Però insisto, con me stesso più che ad alta voce: da ragioniera del cosiddetto indotto, pari, pari ti sei comportata. Compri abiti carini e le crisi passano. Dopo pretendi di fare grandi discorsi. Ti ascolto a cena mentre parli di come si affronta la vita. Se non fossi a casa direi: no guarda, me ne vado... mi sono annoiato, perché è in situazioni così che capisco di non avere alternative, che sono ridotto soltanto a un involucro sbiadito.
Invece ringrazio, mangio con gusto, non era neanche male, e mi ritrovo semi-sdraiato, a guardare con te una stupida trasmissione sul tradimento: Ma gli uomini e le donne tradiscono nello stesso modo...? Tu hai mai tradito...? L’uomo, se sai cucinare, se ti tieni, se sai fare questo e quest’altro, non scappa... stai tranquilla che non scappa!
Ora che ti sei tolta la camicetta di Prada e indossi una t-shirt che sembra la tavolozza di un pittore, m’infastidisce quel ciondolare di collane, bracciali e cavigliere. E pensare te l’ho regalata io ’sta roba, che se resti sotto un acquazzone prende la ruggine. Per fortuna la chimica macina, rende ignari e l’umore fa inversione a U: ho già voglia di spogliarti e lasciarti in attesa, baciarti dal collo all’ombelico, centimetro per centimetro facendo con le labbra uno slalom fra i ninnoli. Mi piace misurare il crescendo della tua eccitazione, se fosse voce somiglierebbe a uno scongiuro, perché un po’ devi bramarmi. Sono sicuro che riuscirai a dare il giusto ritmo a perline, opali e pietre un po’ grezze, cozzanti fra di loro sul corpo nudo, e tirerai fuori una scopata tahitiana, afro-cubana, qualcosa di primitivo.
“Ehi, ma cosa pensi?”.
“A… Gauguin”.
“Gauguin?”.
“Lui che prende, parte, fugge, se ne naviga nei mari del sud. Scelta forte”.
“Cosa c’entra adesso?”.
“Scusa, ero confuso da un’idea… esotica. Poi ho letto La luna e sei soldi di Maugham e… te lo consiglio”.
“Ma da cosa dobbiamo fuggire? Tanto poi si rientra alla base, perché uno come te rientra alla base”.

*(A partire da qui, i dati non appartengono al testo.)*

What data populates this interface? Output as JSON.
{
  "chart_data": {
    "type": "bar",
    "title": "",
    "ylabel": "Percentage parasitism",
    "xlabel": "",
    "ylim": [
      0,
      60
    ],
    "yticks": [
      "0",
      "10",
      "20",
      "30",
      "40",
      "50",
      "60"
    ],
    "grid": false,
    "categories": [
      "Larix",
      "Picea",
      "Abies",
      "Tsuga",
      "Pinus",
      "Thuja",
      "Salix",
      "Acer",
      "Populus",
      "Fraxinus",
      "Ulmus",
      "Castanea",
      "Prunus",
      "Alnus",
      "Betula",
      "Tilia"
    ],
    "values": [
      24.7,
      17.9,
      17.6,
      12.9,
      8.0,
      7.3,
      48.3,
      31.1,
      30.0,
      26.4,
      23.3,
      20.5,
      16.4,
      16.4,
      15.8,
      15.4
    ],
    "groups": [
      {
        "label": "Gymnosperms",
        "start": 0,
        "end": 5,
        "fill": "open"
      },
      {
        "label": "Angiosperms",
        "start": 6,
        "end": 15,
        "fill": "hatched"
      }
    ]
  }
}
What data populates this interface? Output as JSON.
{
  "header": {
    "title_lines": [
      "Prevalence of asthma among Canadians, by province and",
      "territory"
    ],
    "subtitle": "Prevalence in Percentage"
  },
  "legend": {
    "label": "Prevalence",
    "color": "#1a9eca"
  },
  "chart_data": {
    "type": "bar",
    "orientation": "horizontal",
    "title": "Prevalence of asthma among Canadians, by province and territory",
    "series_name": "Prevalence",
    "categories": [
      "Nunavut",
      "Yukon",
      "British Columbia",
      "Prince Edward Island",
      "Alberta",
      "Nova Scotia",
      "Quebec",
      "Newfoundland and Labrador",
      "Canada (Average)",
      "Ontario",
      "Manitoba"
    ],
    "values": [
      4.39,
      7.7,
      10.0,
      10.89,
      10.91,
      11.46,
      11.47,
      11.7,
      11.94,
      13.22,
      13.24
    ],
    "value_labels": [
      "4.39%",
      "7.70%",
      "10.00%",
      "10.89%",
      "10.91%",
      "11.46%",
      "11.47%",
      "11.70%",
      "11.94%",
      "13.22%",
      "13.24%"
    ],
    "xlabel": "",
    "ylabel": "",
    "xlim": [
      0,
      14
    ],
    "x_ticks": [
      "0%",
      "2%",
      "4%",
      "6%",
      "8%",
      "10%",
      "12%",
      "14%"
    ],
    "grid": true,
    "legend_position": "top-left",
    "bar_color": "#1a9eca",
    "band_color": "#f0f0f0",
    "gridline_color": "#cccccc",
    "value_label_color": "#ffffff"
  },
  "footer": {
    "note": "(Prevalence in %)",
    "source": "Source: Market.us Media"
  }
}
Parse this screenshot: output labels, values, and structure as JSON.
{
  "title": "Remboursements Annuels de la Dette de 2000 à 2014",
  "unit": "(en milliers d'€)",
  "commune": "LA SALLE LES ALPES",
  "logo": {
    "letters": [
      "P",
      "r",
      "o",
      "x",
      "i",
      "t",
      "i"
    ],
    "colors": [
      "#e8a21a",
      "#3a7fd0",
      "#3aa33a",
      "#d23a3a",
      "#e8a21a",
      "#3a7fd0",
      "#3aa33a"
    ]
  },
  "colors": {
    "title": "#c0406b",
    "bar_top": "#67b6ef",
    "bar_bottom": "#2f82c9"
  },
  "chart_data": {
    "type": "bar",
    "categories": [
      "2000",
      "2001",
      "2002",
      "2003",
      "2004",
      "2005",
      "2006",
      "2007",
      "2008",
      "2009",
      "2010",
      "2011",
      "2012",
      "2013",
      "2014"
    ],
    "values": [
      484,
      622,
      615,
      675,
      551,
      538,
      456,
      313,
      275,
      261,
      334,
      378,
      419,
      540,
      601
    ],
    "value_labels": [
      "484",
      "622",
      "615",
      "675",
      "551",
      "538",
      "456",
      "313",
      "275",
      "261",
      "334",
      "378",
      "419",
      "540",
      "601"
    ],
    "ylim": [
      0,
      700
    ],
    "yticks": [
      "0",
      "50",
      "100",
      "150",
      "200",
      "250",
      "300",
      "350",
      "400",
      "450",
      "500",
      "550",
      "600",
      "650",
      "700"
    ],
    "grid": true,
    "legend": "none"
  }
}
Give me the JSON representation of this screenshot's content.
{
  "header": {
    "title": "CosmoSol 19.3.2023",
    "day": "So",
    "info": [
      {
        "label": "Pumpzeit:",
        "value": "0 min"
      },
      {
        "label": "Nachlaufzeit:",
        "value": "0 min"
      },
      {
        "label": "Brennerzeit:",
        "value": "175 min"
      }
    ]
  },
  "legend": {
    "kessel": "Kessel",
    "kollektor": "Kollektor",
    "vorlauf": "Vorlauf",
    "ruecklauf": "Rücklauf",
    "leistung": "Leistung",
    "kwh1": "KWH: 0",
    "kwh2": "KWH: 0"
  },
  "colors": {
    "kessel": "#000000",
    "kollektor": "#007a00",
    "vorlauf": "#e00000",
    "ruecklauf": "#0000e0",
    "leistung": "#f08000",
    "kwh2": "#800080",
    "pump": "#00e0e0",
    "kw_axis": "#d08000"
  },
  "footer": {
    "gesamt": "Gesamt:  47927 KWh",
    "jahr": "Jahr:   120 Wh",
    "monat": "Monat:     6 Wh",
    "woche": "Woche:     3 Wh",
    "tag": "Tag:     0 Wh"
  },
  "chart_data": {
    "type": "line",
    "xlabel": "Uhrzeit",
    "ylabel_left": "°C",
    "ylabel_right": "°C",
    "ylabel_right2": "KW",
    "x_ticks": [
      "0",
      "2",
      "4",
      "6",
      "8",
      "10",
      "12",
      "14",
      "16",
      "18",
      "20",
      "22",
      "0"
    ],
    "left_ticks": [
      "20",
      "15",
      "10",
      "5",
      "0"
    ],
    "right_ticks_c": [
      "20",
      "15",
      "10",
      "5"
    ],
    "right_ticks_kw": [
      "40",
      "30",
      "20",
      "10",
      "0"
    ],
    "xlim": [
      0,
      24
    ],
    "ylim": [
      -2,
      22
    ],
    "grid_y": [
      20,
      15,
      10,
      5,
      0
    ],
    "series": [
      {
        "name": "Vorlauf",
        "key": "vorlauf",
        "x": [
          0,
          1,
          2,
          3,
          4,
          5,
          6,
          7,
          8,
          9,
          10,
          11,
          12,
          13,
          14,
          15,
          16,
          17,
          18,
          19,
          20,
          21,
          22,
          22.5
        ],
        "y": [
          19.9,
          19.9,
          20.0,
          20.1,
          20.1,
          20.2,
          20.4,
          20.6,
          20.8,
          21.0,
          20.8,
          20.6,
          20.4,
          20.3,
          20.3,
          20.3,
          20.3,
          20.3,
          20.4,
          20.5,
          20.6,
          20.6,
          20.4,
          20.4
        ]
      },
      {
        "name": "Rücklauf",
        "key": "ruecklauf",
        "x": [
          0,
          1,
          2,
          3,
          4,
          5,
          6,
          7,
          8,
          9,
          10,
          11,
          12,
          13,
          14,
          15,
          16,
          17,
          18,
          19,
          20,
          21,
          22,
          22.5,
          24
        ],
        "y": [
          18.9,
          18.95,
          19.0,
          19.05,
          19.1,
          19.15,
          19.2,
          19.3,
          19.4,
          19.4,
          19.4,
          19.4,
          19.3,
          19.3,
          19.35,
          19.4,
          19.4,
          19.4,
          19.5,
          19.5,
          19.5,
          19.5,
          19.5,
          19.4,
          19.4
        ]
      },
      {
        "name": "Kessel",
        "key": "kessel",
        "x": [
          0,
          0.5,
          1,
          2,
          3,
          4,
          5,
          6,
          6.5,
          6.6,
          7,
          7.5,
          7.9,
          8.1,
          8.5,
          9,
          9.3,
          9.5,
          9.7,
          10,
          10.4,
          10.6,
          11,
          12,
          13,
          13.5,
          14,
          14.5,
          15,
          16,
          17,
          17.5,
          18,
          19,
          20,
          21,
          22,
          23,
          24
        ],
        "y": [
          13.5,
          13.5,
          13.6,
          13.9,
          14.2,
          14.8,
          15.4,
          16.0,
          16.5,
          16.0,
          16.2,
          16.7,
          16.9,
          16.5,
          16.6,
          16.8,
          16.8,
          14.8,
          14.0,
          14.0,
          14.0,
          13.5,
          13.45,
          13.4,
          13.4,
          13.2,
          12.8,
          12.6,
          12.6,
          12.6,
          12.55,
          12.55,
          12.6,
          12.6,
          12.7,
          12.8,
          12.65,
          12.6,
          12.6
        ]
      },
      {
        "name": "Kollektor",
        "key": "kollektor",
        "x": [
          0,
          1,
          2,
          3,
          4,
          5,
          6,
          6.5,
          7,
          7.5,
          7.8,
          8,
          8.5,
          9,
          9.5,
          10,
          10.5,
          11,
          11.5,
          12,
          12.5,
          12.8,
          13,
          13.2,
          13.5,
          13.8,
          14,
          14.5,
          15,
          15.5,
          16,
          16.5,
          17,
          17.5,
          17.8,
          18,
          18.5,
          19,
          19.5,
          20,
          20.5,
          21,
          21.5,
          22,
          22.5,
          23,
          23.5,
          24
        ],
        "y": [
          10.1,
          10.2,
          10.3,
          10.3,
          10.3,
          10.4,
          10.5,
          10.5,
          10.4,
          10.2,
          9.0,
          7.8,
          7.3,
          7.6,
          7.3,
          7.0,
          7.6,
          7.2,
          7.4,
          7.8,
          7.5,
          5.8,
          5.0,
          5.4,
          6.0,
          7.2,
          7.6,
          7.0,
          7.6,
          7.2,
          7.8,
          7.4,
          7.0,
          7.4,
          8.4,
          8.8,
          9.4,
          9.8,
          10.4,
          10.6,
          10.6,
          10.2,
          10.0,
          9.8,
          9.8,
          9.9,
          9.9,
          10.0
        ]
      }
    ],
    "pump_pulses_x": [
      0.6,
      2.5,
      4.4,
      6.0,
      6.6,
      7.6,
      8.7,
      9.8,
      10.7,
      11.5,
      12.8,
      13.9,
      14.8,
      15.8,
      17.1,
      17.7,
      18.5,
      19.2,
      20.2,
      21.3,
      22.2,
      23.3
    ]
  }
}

“Allora parliamo di alcune idee per l’immediato futuro. Tipo di come vorrei scoparti”.
“E come, sentiamo?”.
“Tieniti addosso questi ciondoli”.
“Poi?”.
Poi è successo che hai alzato la maglietta, sei sempre molto tonica, proporzionata e il tuo culo è perfetto, e nel giro di un minuto rifiutata mentre credevo di essere arrivato al momento della pomiciata strappa reggiseno. Ci siamo osservati, tu hai riso e mi hai detto che volevi vedere, senza specificare cosa. Al tuo “facciamo l’amore” mi sono dimenticato che avevo perfino comprato i preservativi. La tua mano sui pantaloni. La mia che stropicciava insieme labbra e mutande. È tutto più facile quando porti la gonna.
Mi sono sbottonato e ho cominciato quasi meccanicamente a fare quel movimento. Ci siamo abbracciati e baciati, senza pensieri, ma i nostri sguardi non erano né troppo lunghi né troppo intensi. Cosa credevi di trovare in me? Quello delle lettere e dei miei diciassette anni? Quello che neppure io ho mai conosciuto? Esiste solo la camera, nello stesso disordine di stamani, tanto per accentuare il disagio. E nessuno telefona. Ti sei girata, sai che mi piace e… beh alla fine l’aria era zeppa di umori e sudore.
Mentre me ne vado in bagno, mi cade lo sguardo sulla tesi, l’unica cosa tangibile e allo stesso tempo fittizia, inservibile, che tuttavia posso toccare a piacimento, con quella sua rilegatura spigolosa. Sono sicuro che dopo, prima di addormentarci, ti chiederò di riporla sulla mensola e spero tu lo faccia con delicatezza. Come una madre, o come io stesso, con un bambino nella culla.